The OCECD is working with the Asian Health Coalition to try to understand the cultural and geographical reasons behind this growing weight problem. One reason, they found, is that food deserts exist in Chinatown. There is minimal access to stores that sell affordable fresh fruits, vegetables, and other healthy foods. Food deserts are also common in many South Side communities where obesity rates, especially among black women, are higher than in any other racial or ethnic group in
The belief among Asians that weight correlates with wealth and status is also contributing to the growing obesity problem. “The cultural perception is that if you are overweight, you are well-fed, successful and healthy,” said Dr.
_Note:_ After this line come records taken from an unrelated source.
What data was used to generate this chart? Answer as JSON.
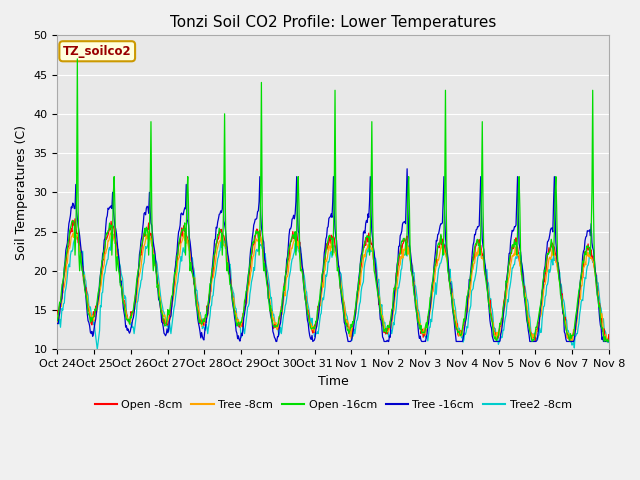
{
  "title": "Tonzi Soil CO2 Profile: Lower Temperatures",
  "xlabel": "Time",
  "ylabel": "Soil Temperatures (C)",
  "ylim": [
    10,
    50
  ],
  "legend_label": "TZ_soilco2",
  "series_colors": {
    "open8": "#ff0000",
    "tree8": "#ffa500",
    "open16": "#00dd00",
    "tree16": "#0000cc",
    "tree2_8": "#00cccc"
  },
  "series_names": [
    "Open -8cm",
    "Tree -8cm",
    "Open -16cm",
    "Tree -16cm",
    "Tree2 -8cm"
  ],
  "xtick_labels": [
    "Oct 24",
    "Oct 25",
    "Oct 26",
    "Oct 27",
    "Oct 28",
    "Oct 29",
    "Oct 30",
    "Oct 31",
    "Nov 1",
    "Nov 2",
    "Nov 3",
    "Nov 4",
    "Nov 5",
    "Nov 6",
    "Nov 7",
    "Nov 8"
  ],
  "ytick_labels": [
    "10",
    "15",
    "20",
    "25",
    "30",
    "35",
    "40",
    "45",
    "50"
  ],
  "fig_bg": "#f0f0f0",
  "plot_bg": "#e8e8e8",
  "grid_color": "#ffffff",
  "title_fontsize": 11,
  "tick_fontsize": 8,
  "label_fontsize": 9,
  "legend_fontsize": 8
}
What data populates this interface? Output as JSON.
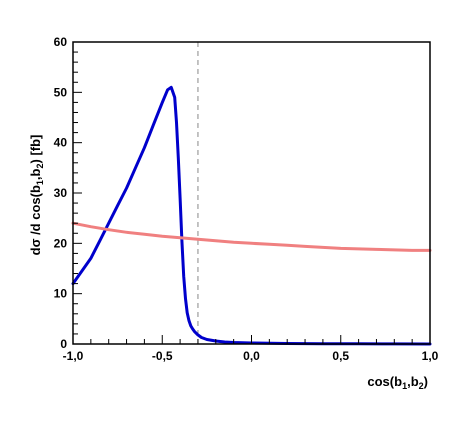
{
  "chart_data": {
    "type": "line",
    "xlabel": "cos(b1,b2)",
    "xlabel_parts": {
      "main": "cos(b",
      "sub1": "1",
      "mid": ",b",
      "sub2": "2",
      "end": ")"
    },
    "ylabel": "dσ /d cos(b1,b2) [fb]",
    "ylabel_parts": {
      "main": "dσ /d cos(b",
      "sub1": "1",
      "mid": ",b",
      "sub2": "2",
      "end": ") [fb]"
    },
    "xlim": [
      -1.0,
      1.0
    ],
    "ylim": [
      0,
      60
    ],
    "x_ticks": [
      -1.0,
      -0.5,
      0.0,
      0.5,
      1.0
    ],
    "x_tick_labels": [
      "-1,0",
      "-0,5",
      "0,0",
      "0,5",
      "1,0"
    ],
    "y_ticks": [
      0,
      10,
      20,
      30,
      40,
      50,
      60
    ],
    "y_tick_labels": [
      "0",
      "10",
      "20",
      "30",
      "40",
      "50",
      "60"
    ],
    "grid": false,
    "vertical_line": {
      "x": -0.3,
      "style": "dashed",
      "color": "#888888"
    },
    "series": [
      {
        "color": "#0000cc",
        "x": [
          -1.0,
          -0.95,
          -0.9,
          -0.85,
          -0.8,
          -0.75,
          -0.7,
          -0.65,
          -0.6,
          -0.55,
          -0.5,
          -0.47,
          -0.45,
          -0.43,
          -0.42,
          -0.41,
          -0.4,
          -0.39,
          -0.38,
          -0.37,
          -0.36,
          -0.35,
          -0.34,
          -0.33,
          -0.32,
          -0.3,
          -0.28,
          -0.25,
          -0.2,
          -0.15,
          -0.1,
          0.0,
          0.2,
          0.4,
          0.6,
          0.8,
          1.0
        ],
        "y": [
          12.0,
          14.5,
          17.0,
          20.5,
          24.0,
          27.5,
          31.0,
          35.0,
          39.0,
          43.5,
          48.0,
          50.5,
          51.0,
          49.0,
          44.0,
          37.0,
          29.0,
          20.5,
          13.5,
          9.0,
          6.2,
          4.6,
          3.6,
          3.0,
          2.5,
          1.8,
          1.3,
          0.9,
          0.6,
          0.4,
          0.3,
          0.2,
          0.1,
          0.05,
          0.03,
          0.02,
          0.0
        ]
      },
      {
        "color": "#f08080",
        "x": [
          -1.0,
          -0.9,
          -0.8,
          -0.7,
          -0.6,
          -0.5,
          -0.4,
          -0.3,
          -0.2,
          -0.1,
          0.0,
          0.1,
          0.2,
          0.3,
          0.4,
          0.5,
          0.6,
          0.7,
          0.8,
          0.9,
          1.0
        ],
        "y": [
          24.0,
          23.3,
          22.7,
          22.2,
          21.8,
          21.4,
          21.1,
          20.8,
          20.5,
          20.2,
          20.0,
          19.8,
          19.6,
          19.4,
          19.2,
          19.0,
          18.9,
          18.8,
          18.7,
          18.6,
          18.6
        ]
      }
    ]
  }
}
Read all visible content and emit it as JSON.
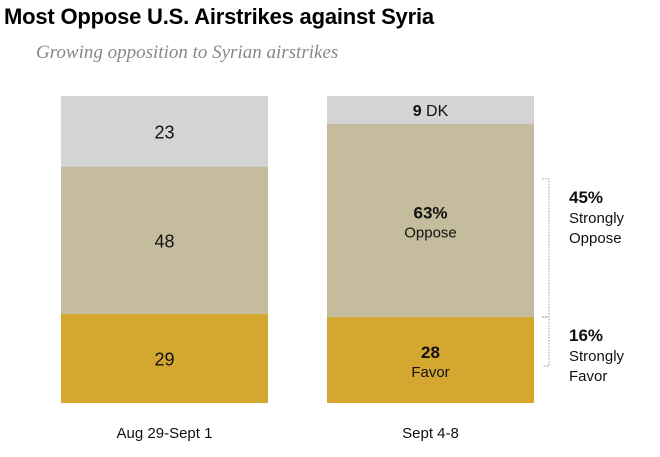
{
  "chart_data": {
    "type": "bar",
    "stacked": true,
    "title": "Most Oppose U.S. Airstrikes against Syria",
    "subtitle": "Growing opposition to Syrian airstrikes",
    "categories": [
      "Aug 29-Sept 1",
      "Sept 4-8"
    ],
    "series": [
      {
        "key": "favor",
        "values": [
          29,
          28
        ],
        "labels": [
          "29",
          "28"
        ],
        "sublabels": [
          "",
          "Favor"
        ],
        "color": "#d4a830"
      },
      {
        "key": "oppose",
        "values": [
          48,
          63
        ],
        "labels": [
          "48",
          "63%"
        ],
        "sublabels": [
          "",
          "Oppose"
        ],
        "color": "#c4bc9c"
      },
      {
        "key": "dk",
        "values": [
          23,
          9
        ],
        "labels": [
          "23",
          "9"
        ],
        "sublabels": [
          "",
          "DK"
        ],
        "color": "#d4d4d4"
      }
    ],
    "annotations": [
      {
        "value": "45%",
        "label": [
          "Strongly",
          "Oppose"
        ],
        "range": [
          28,
          73
        ]
      },
      {
        "value": "16%",
        "label": [
          "Strongly",
          "Favor"
        ],
        "range": [
          12,
          28
        ]
      }
    ],
    "ylim": [
      0,
      100
    ]
  }
}
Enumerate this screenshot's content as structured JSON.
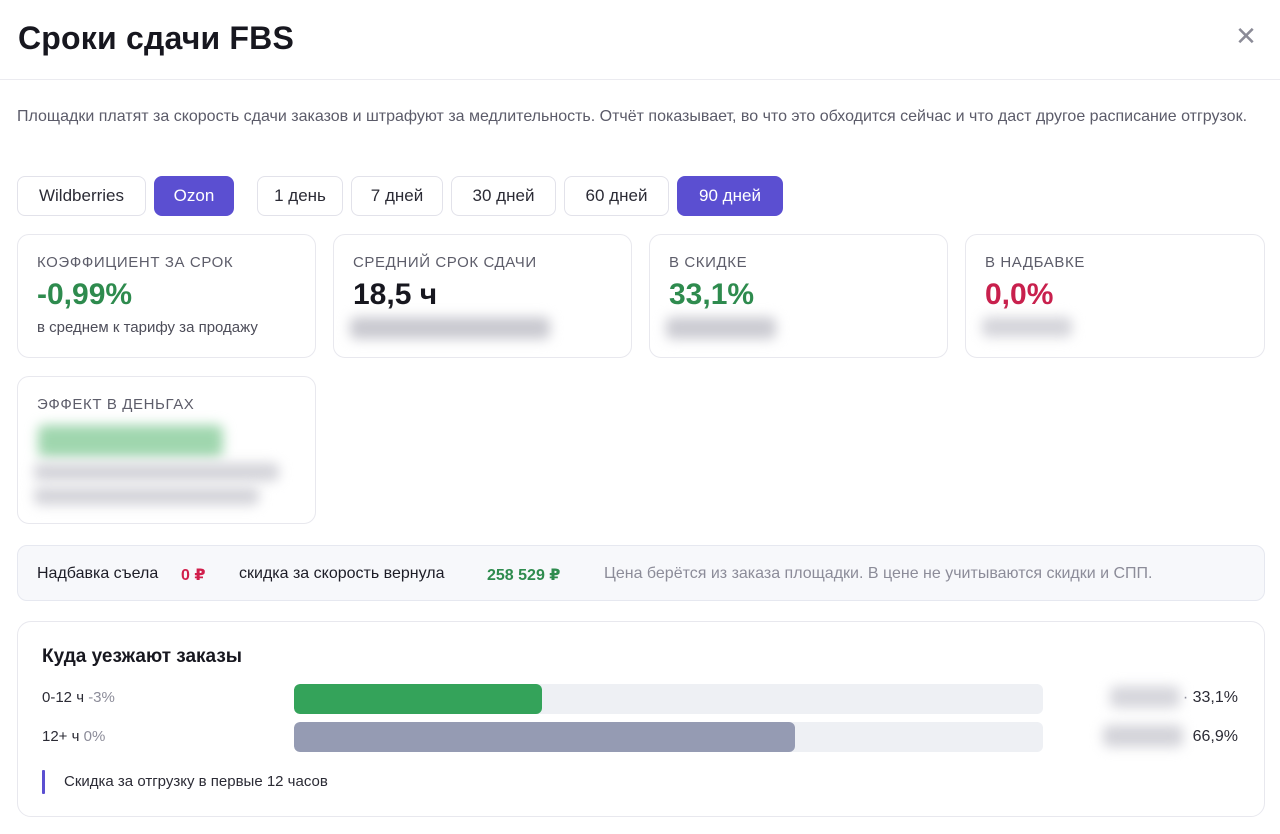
{
  "header": {
    "title": "Сроки сдачи FBS",
    "close_icon": "close-icon"
  },
  "description": "Площадки платят за скорость сдачи заказов и штрафуют за медлительность. Отчёт показывает, во что это обходится сейчас и что даст другое расписание отгрузок.",
  "marketplaces": [
    {
      "label": "Wildberries",
      "active": false
    },
    {
      "label": "Ozon",
      "active": true
    }
  ],
  "periods": [
    {
      "label": "1 день",
      "active": false
    },
    {
      "label": "7 дней",
      "active": false
    },
    {
      "label": "30 дней",
      "active": false
    },
    {
      "label": "60 дней",
      "active": false
    },
    {
      "label": "90 дней",
      "active": true
    }
  ],
  "metrics": {
    "coef": {
      "label": "КОЭФФИЦИЕНТ ЗА СРОК",
      "value": "-0,99%",
      "sub": "в среднем к тарифу за продажу"
    },
    "avg_time": {
      "label": "СРЕДНИЙ СРОК СДАЧИ",
      "value": "18,5 ч"
    },
    "discount": {
      "label": "В СКИДКЕ",
      "value": "33,1%"
    },
    "surcharge": {
      "label": "В НАДБАВКЕ",
      "value": "0,0%"
    },
    "money": {
      "label": "ЭФФЕКТ В ДЕНЬГАХ"
    }
  },
  "note": {
    "surcharge_text": "Надбавка съела",
    "surcharge_value": "0 ₽",
    "discount_text": "скидка за скорость вернула",
    "discount_value": "258 529 ₽",
    "hint": "Цена берётся из заказа площадки. В цене не учитываются скидки и СПП."
  },
  "orders": {
    "title": "Куда уезжают заказы",
    "rows": [
      {
        "label": "0-12 ч",
        "delta": "-3%",
        "share": 0.331,
        "percent": "33,1%",
        "color": "#34a35a"
      },
      {
        "label": "12+ ч",
        "delta": "0%",
        "share": 0.669,
        "percent": "66,9%",
        "color": "#959bb3"
      }
    ],
    "legend": "Скидка за отгрузку в первые 12 часов"
  },
  "colors": {
    "accent": "#5b4fd1",
    "positive": "#2e8b4e",
    "negative": "#c8204d"
  }
}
Kim. “Our job is to open a dialog with the community, get them to start thinking about the consequences of obesity, and then motivate them to make changes. First, they
have to believe that there is a problem. Right now, our finding is that Asians in Chicago don’t think obesity is a problem.”
Obesity Rates in Illinois
The Centers for Disease Control and Prevention recently released a state-by-state list of obesity prevalence in the United States. Illinois ranked #34 with an obesity rate of 28.2%. Colorado had the lowest obesity rate (21.0%) while Mississippi had the highest rate (34.0%). Although Cook County had an overall obesity rate (24.9%) that was lower than the state average, Dr. Kim and her research collaborators will publish data in the near future showing that the obesity rate among Asians in Chinatown is significantly higher than the reported average, and that the obesity rate among Asian youth is the fastest growing rate of any group in the nation.
“If you look at junk food consumption, Asians are some of the highest consumers because junk food is expensive and it shows that you’ve acculturated yourself,” said Dr. Kim.
The OCECD will use a grant from the National Institutes of Health to help create awareness about obesity and to create a strategic plan that aims to reduce body mass index (BMI) in Asians in Chicago within the next 2 years. BMI is a measure of fat based on height, weight, and body frame. Part of the process will include identifying specific strengths and challenges within a community, so that those areas can be addressed. In addition to the Asian Health Coalition, the OCECD will work with the Consortium to Lower Obesity in Chicago Children (CLOCC) and other community outreach groups at The University of Chicago.